The job market often isn’t very friendly for recent college graduates looking for entry-level positions. But businesses shouldn’t overlook this vital segment of workers, especially since they often bring a fresh perspective and up-to-date technical skills to the table. Even if there’s a gap between where they are and where they should be, the right leadership and training can transform them into star players. Here’s what you need to know as you consider bringing young millennials onto your workforce.
Why the Hangup in Hiring Millennials?
There are two primary reasons millennials find the job market so difficult. The first is that because baby boomers frequently choose to work past retirement age, there are fewer positions to fill. Millennials must compete with more experienced workers for fewer open positions. Despite their lack of experience, however, college grads often have comparable or even better knowledge of new developments in the industry than their baby boomer counterparts since they have spent the last few years in the classroom.
Second, many employers cite lack of job preparedness among college grads as a reason for passing them over. Soft skills such as communication, interpersonal skills, being a team player, problem solving, and critical thinking sometimes fail to be developed as college students build technical skills or pursue a liberal arts education.
How to Confidently Hire Millennials
Even if there is a deficit in job preparedness among college grads, that doesn’t mean they won’t be good workers. Here are three things to look for as you consider hiring millennials for your team:
- Trainability—Young workers with solid hard skills and a trainable spirit can be excellent additions to your workforce. With the right leadership, they will assimilate quickly and pick up the soft skills they need.

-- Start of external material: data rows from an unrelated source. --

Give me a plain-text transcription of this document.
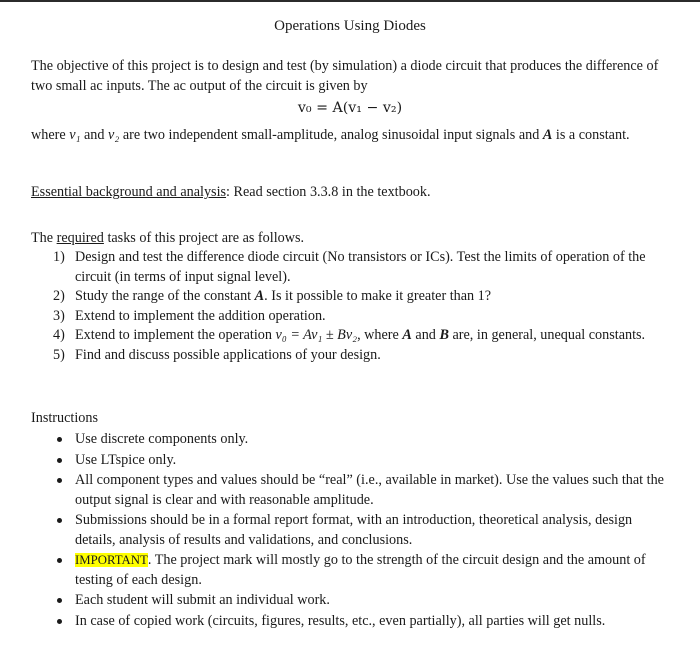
Operations Using Diodes
The objective of this project is to design and test (by simulation) a diode circuit that produces the difference of two small ac inputs. The ac output of the circuit is given by
v₀ = A(v₁ − v₂)
where v₁ and v₂ are two independent small-amplitude, analog sinusoidal input signals and A is a constant.
Essential background and analysis: Read section 3.3.8 in the textbook.
The required tasks of this project are as follows.
1) Design and test the difference diode circuit (No transistors or ICs). Test the limits of operation of the circuit (in terms of input signal level).
2) Study the range of the constant A. Is it possible to make it greater than 1?
3) Extend to implement the addition operation.
4) Extend to implement the operation v₀ = Av₁ ± Bv₂, where A and B are, in general, unequal constants.
5) Find and discuss possible applications of your design.
Instructions
Use discrete components only.
Use LTspice only.
All component types and values should be “real” (i.e., available in market). Use the values such that the output signal is clear and with reasonable amplitude.
Submissions should be in a formal report format, with an introduction, theoretical analysis, design details, analysis of results and validations, and conclusions.
IMPORTANT. The project mark will mostly go to the strength of the circuit design and the amount of testing of each design.
Each student will submit an individual work.
In case of copied work (circuits, figures, results, etc., even partially), all parties will get nulls.
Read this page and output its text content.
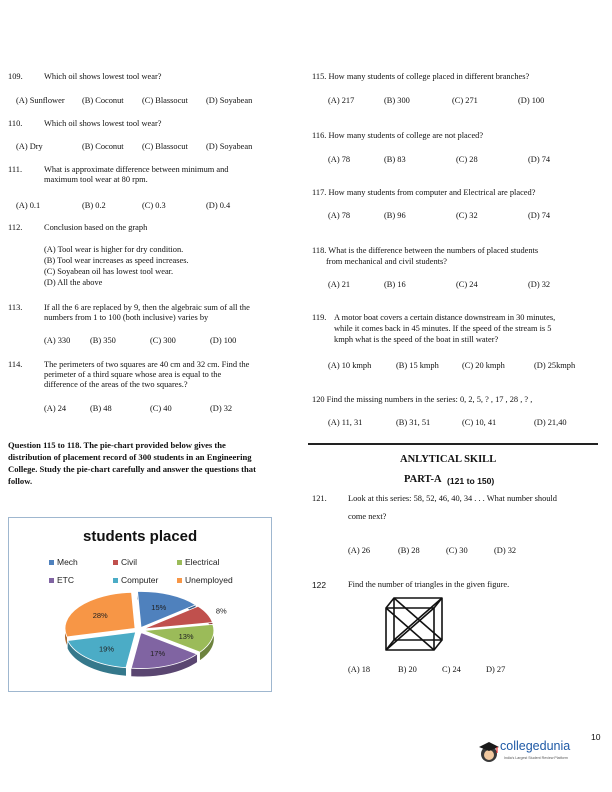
109.	Which oil shows lowest tool wear?
(A) Sunflower (B) Coconut (C) Blassocut (D) Soyabean
110.	Which oil shows lowest tool wear?
(A) Dry	(B) Coconut (C) Blassocut (D) Soyabean
111.	What is approximate difference between minimum and
maximum tool wear at 80 rpm.
(A) 0.1	(B) 0.2	(C) 0.3	(D) 0.4
112.	Conclusion based on the graph
(A) Tool wear is higher for dry condition.
(B) Tool wear increases as speed increases.
(C) Soyabean oil has lowest tool wear.
(D) All the above
113.	If all the 6 are replaced by 9, then the algebraic sum of all the
numbers from 1 to 100 (both inclusive) varies by
(A) 330 (B) 350	(C) 300	(D) 100
114.	The perimeters of two squares are 40 cm and 32 cm. Find the
perimeter of a third square whose area is equal to the
difference of the areas of the two squares.?
(A) 24	(B) 48	(C) 40	(D) 32
Question 115 to 118. The pie-chart provided below gives the
distribution of placement record of 300 students in an Engineering
College. Study the pie-chart carefully and answer the questions that
follow.
students placed
Mech	Civil	Electrical
ETC	Computer	Unemployed
15%	8%
13%
17%
19%
28%
115. How many students of college placed in different branches?
(A) 217	(B) 300	(C) 271	(D) 100
116. How many students of college are not placed?
(A) 78	(B) 83	(C) 28	(D) 74
117. How many students from computer and Electrical are placed?
(A) 78	(B) 96	(C) 32	(D) 74
118. What is the difference between the numbers of placed students
from mechanical and civil students?
(A) 21	(B) 16	(C) 24	(D) 32
119. A motor boat covers a certain distance downstream in 30 minutes,
while it comes back in 45 minutes. If the speed of the stream is 5
kmph what is the speed of the boat in still water?
(A) 10 kmph	(B) 15 kmph	(C) 20 kmph	(D) 25kmph
120 Find the missing numbers in the series: 0, 2, 5, ? , 17 , 28 , ? ,
(A) 11, 31	(B) 31, 51	(C) 10, 41	(D) 21,40
ANLYTICAL SKILL
PART-A (121 to 150)
121.	Look at this series: 58, 52, 46, 40, 34 . . . What number should
come next?
(A) 26	(B) 28	(C) 30	(D) 32
122	Find the number of triangles in the given figure.
(A) 18	B) 20	C) 24	D) 27
10
collegedunia
India's Largest Student Review Platform
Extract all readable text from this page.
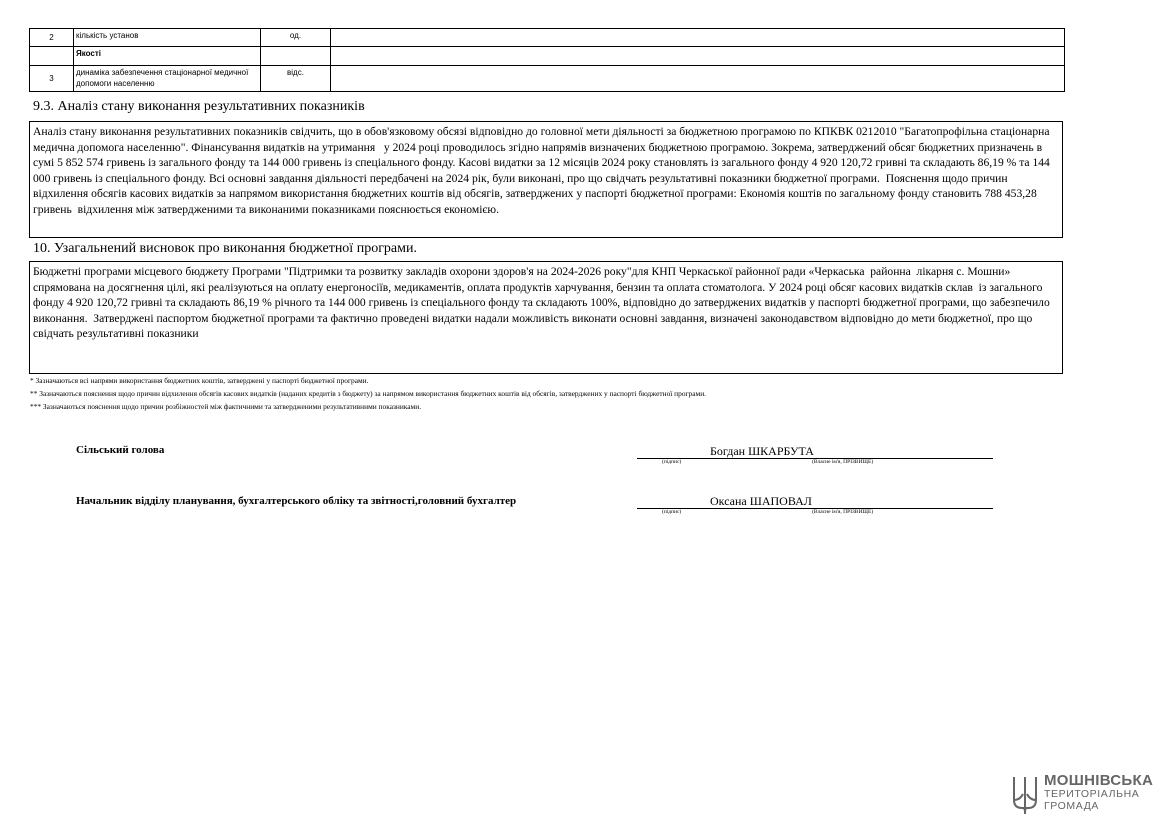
2	кількість установ	од.	
	Якості		
3	динаміка забезпечення стаціонарної медичної допомоги населенню	відс.	
9.3. Аналіз стану виконання результативних показників
Аналіз стану виконання результативних показників свідчить, що в обов'язковому обсязі відповідно до головної мети діяльності за бюджетною програмою по КПКВК 0212010 "Багатопрофільна стаціонарна медична допомога населенню". Фінансування видатків на утримання   у 2024 році проводилось згідно напрямів визначених бюджетною програмою. Зокрема, затверджений обсяг бюджетних призначень в сумі 5 852 574 гривень із загального фонду та 144 000 гривень із спеціального фонду. Касові видатки за 12 місяців 2024 року становлять із загального фонду 4 920 120,72 гривні та складають 86,19 % та 144 000 гривень із спеціального фонду. Всі основні завдання діяльності передбачені на 2024 рік, були виконані, про що свідчать результативні показники бюджетної програми.  Пояснення щодо причин відхилення обсягів касових видатків за напрямом використання бюджетних коштів від обсягів, затверджених у паспорті бюджетної програми: Економія коштів по загальному фонду становить 788 453,28 гривень  відхилення між затвердженими та виконаними показниками пояснюється економією.
10. Узагальнений висновок про виконання бюджетної програми.
Бюджетні програми місцевого бюджету Програми "Підтримки та розвитку закладів охорони здоров'я на 2024-2026 року"для КНП Черкаської районної ради «Черкаська  районна  лікарня с. Мошни» спрямована на досягнення цілі, які реалізуються на оплату енергоносіїв, медикаментів, оплата продуктів харчування, бензин та оплата стоматолога. У 2024 році обсяг касових видатків склав  із загального фонду 4 920 120,72 гривні та складають 86,19 % річного та 144 000 гривень із спеціального фонду та складають 100%, відповідно до затверджених видатків у паспорті бюджетної програми, що забезпечило виконання.  Затверджені паспортом бюджетної програми та фактично проведені видатки надали можливість виконати основні завдання, визначені законодавством відповідно до мети бюджетної, про що свідчать результативні показники
* Зазначаються всі напрями використання бюджетних коштів, затверджені у паспорті бюджетної програми.
** Зазначаються пояснення щодо причин відхилення обсягів касових видатків (наданих кредитів з бюджету) за напрямом використання бюджетних коштів від обсягів, затверджених у паспорті бюджетної програми.
*** Зазначаються пояснення щодо причин розбіжностей між фактичними та затвердженими результативними показниками.
Сільський голова	Богдан ШКАРБУТА
(підпис)	(Власне ім'я, ПРІЗВИЩЕ)
Начальник відділу планування, бухгалтерського обліку та звітності,головний бухгалтер	Оксана ШАПОВАЛ
(підпис)	(Власне ім'я, ПРІЗВИЩЕ)
МОШНІВСЬКА
ТЕРИТОРІАЛЬНА
ГРОМАДА
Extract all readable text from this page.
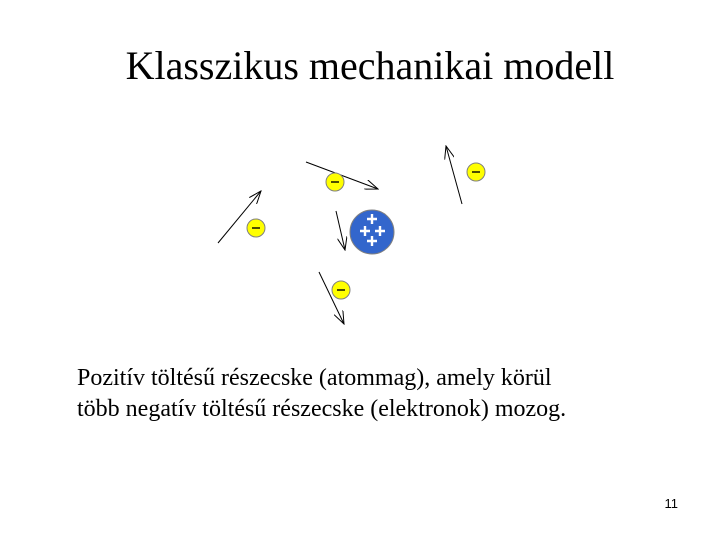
Klasszikus mechanikai modell
Pozitív töltésű részecske (atommag), amely körül
több negatív töltésű részecske (elektronok) mozog.
11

- Willingness to Work—While this can be a bit trickier to identify during an interview, you can find clues about a candidate’s work ethic on his resume. Look for a professional writing course, speaking experience, community service hours, and internships. All of these items show that the candidate has made an effort to gain the broader experience and skills needed in the workplace.
- Business Knowledge—College students can gain knowledge of office etiquette and skills in several different ways. Look for summer job experience, internships, a business course, or membership in their college business association.
Many employers believe they must choose between hard and soft skills in the hiring process. But that’s a false choice. With the right training and leadership, recent college graduates can make excellent members of your team. Colleges and businesses should work together to provide college students and graduates with both the technical skills and the experience they need to transition seamlessly into the office environment.